One new edict fell flat, however: an attempt to ban postgame fraternizing—the hugging, dapping and chatting that follows every NBA game. Players have all but ignored the rule, continuing to hug, dap and chat at close range after nearly every game. After one recent game, Hornets star LaMelo Ball and Trail Blazers star Carmelo Anthony not only hugged, but exchanged jerseys and posed for photos. League officials insist that the rule remains in effect and is being quietly enforced—which suggests that players are either being scolded (unlikely) or fined some nominal amount (more likely). Not that this particular measure matters much, at least in the eyes of medical experts.

“It feels like a little bit of hygiene theater,” Binney says. Although every second spent in close proximity theoretically matters, Binney says the added risk of the postgame hug is minimal. He says the better approach would be to require masks for all postgame socializing.

But these are minor critiques. “I would say overall, the NBA has actually done quite well,” says Newman. “Particularly in comparison to their peers in other major professional sports, they've done a really good job.”

And yet the NBA’s signature moment in this pandemic—the decision to suspend play one year ago today—was not so much a product of foresight, but happenstance. Jazz star Rudy Gobert tested positive for the virus that night, just before a scheduled game against the Thunder in Oklahoma City. Unsure of how long Gobert had been infectious, or how many others he might have exposed, the league did the only sensible thing it could. It hit the pause button.

“I completely accept that it was the circumstances presented to me,” Silver says. “And I think that most reasonable people would have reacted the same way, based on that set of facts. I don't claim to have had some unique foresight into what was coming, and I was not trying to make a larger statement.”

The NBA was not the first sports league to suspend play—the Ivy League had canceled all spring sports earlier that day. But the NBA’s decision reverberated much more loudly, and soon every major sports league was following its lead. Soon after that, commentators were musing that the NBA might have saved sports, and lives.

It’s fair to wonder, though: What if Gobert hadn’t tested positive that night?
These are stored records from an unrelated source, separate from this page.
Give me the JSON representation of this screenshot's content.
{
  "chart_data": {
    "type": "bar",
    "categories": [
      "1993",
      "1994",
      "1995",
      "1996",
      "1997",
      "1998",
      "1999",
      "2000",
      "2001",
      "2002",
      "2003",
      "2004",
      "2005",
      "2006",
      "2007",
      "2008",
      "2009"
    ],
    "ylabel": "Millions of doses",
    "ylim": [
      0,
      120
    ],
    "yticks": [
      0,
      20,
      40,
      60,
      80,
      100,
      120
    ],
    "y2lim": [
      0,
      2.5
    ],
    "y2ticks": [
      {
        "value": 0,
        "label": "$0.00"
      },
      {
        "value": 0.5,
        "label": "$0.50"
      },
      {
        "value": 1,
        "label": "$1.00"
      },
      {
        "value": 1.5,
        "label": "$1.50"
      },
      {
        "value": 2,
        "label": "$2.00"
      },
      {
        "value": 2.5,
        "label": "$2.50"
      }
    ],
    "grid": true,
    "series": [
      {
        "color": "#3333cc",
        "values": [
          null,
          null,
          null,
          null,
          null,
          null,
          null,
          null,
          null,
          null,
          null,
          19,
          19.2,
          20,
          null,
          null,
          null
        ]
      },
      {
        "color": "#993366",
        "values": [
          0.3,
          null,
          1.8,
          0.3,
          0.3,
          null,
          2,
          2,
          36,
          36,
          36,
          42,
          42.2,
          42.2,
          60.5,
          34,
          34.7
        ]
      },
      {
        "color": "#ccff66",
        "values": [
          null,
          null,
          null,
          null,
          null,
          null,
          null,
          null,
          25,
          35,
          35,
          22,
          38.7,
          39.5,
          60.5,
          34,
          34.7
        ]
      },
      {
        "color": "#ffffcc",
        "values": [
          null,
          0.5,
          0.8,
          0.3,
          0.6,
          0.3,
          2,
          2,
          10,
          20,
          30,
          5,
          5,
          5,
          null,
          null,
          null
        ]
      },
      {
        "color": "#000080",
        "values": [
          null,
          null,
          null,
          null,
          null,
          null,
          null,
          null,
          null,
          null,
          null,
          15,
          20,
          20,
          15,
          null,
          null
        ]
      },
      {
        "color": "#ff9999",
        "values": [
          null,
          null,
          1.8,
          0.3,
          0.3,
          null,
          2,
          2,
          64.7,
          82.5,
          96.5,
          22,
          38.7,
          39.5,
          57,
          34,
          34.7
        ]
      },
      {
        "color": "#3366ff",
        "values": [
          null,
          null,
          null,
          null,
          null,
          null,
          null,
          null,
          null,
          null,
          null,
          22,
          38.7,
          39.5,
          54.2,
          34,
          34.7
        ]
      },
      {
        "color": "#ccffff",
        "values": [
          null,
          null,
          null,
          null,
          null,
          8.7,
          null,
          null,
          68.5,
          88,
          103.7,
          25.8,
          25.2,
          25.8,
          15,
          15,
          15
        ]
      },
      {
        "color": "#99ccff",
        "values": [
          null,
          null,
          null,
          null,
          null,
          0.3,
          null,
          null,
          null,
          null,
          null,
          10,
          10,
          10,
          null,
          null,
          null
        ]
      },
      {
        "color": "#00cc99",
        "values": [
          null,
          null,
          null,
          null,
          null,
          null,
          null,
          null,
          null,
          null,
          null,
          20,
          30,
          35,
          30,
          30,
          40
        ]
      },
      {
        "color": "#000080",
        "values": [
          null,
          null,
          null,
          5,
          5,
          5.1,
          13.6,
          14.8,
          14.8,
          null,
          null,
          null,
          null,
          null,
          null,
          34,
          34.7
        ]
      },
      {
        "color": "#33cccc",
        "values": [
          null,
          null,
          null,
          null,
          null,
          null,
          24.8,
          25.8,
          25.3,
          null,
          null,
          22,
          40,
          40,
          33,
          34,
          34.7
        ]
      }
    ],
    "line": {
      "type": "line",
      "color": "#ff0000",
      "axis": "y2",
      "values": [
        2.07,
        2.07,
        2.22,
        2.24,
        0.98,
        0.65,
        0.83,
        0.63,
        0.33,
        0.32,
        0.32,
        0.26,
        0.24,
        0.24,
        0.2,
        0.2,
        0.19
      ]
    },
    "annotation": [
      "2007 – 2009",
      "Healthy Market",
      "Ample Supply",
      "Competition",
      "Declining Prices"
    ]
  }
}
The NBA likely would have kept playing—until another player tested positive, or until the government intervened.

“The season, hypothetically, could have gone for another week, had we not been testing our players,” Silver says. “And we may have been shut down by public health officials. But it may have only been after there truly was spread among fans in an arena.”

The worst is presumably behind the NBA, and the country. Vaccinations are increasing. Case rates are falling. Perhaps we’ll even see full arenas again sometime in the playoffs this spring. Silver isn’t ready to make any assumptions, not after all he has seen over the last 12 months.

“I've been nervous every day,” Silver says, chuckling slightly. “Beginning even before last March 11, when we started to understand … what we were likely going to be dealing with, it's been a steady state of nervousness for me and my colleagues.”